Company stands accused of concealing poor sales projections
THQ‘s new restructuring plan has hit another roadblock as three different firms have filed class action lawsuits over the uDraw tablet against the already limping company.
The suits claims THQ made “false and misleading statements” when pitching investors on its uDraw gaming peripheral, saying that THQ did not fully disclose many specific facts about the device beforehand to investors.
The legal jargon basically translates that THQ are accused of not sufficiently warning investors about the terrible sales of its uDraw tablet in advance, and that the company should not have pitched its device as being successful when it failed so horribly upon release.
Their reasoning for such claims; THQ, through financial analysis, could have foreseen this failure if they devoted the necessary resources to such a task.

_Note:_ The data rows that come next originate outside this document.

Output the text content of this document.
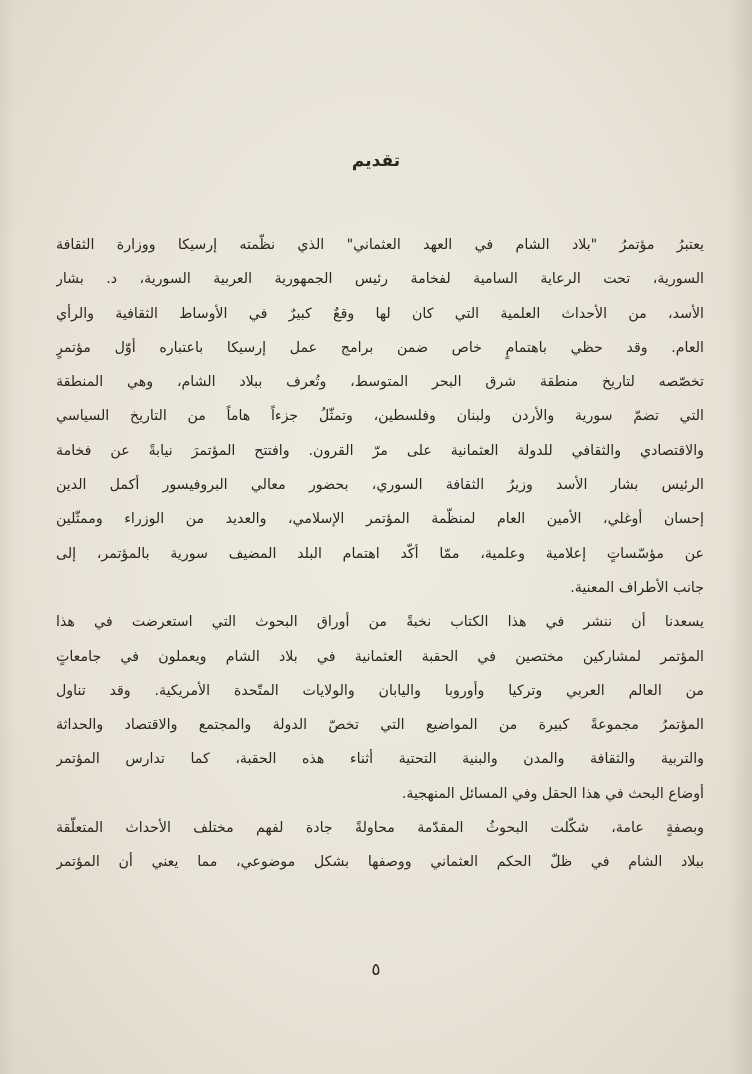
تقديم

يعتبرُ مؤتمرُ "بلاد الشام في العهد العثماني" الذي نظّمته إرسيكا ووزارة الثقافة
السورية، تحت الرعاية السامية لفخامة رئيس الجمهورية العربية السورية، د. بشار
الأسد، من الأحداث العلمية التي كان لها وقعٌ كبيرٌ في الأوساط الثقافية والرأي
العام. وقد حظي باهتمامٍ خاص ضمن برامج عمل إرسيكا باعتباره أوّل مؤتمرٍ
تخصّصه لتاريخ منطقة شرق البحر المتوسط، وتُعرف ببلاد الشام، وهي المنطقة
التي تضمّ سورية والأردن ولبنان وفلسطين، وتمثّلُ جزءاً هاماً من التاريخ السياسي
والاقتصادي والثقافي للدولة العثمانية على مرّ القرون. وافتتح المؤتمرَ نيابةً عن فخامة
الرئيس بشار الأسد وزيرُ الثقافة السوري، بحضور معالي البروفيسور أكمل الدين
إحسان أوغلي، الأمين العام لمنظّمة المؤتمر الإسلامي، والعديد من الوزراء وممثّلين
عن مؤسّساتٍ إعلامية وعلمية، ممّا أكّد اهتمام البلد المضيف سورية بالمؤتمر، إلى
جانب الأطراف المعنية.

يسعدنا أن ننشر في هذا الكتاب نخبةً من أوراق البحوث التي استعرضت في هذا
المؤتمر لمشاركين مختصين في الحقبة العثمانية في بلاد الشام ويعملون في جامعاتٍ
من العالم العربي وتركيا وأوروبا واليابان والولايات المتّحدة الأمريكية. وقد تناول
المؤتمرُ مجموعةً كبيرة من المواضيع التي تخصّ الدولة والمجتمع والاقتصاد والحداثة
والتربية والثقافة والمدن والبنية التحتية أثناء هذه الحقبة، كما تدارس المؤتمر
أوضاع البحث في هذا الحقل وفي المسائل المنهجية.

وبصفةٍ عامة، شكّلت البحوثُ المقدّمة محاولةً جادة لفهم مختلف الأحداث المتعلّقة
ببلاد الشام في ظلّ الحكم العثماني ووصفها بشكل موضوعي، مما يعني أن المؤتمر

٥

The legal system has recently been friendly towards the gaming industry, clearing EA of false advertising claims over Mass Effect 3, though the EA suit was filed by the Better Business Bureau, not private lawfirms.
THQ’s stock prices have been sinking fast, forcing the company to approve a reverse-split for June 29. For those unfamiliar with business terms, a reverse-split effectively halves the total number of company shares and doubles the stock price.
The company needs this reverse-split to keep their stock prices above the $1 per share minimum required to reinstate their Nasdaq listing.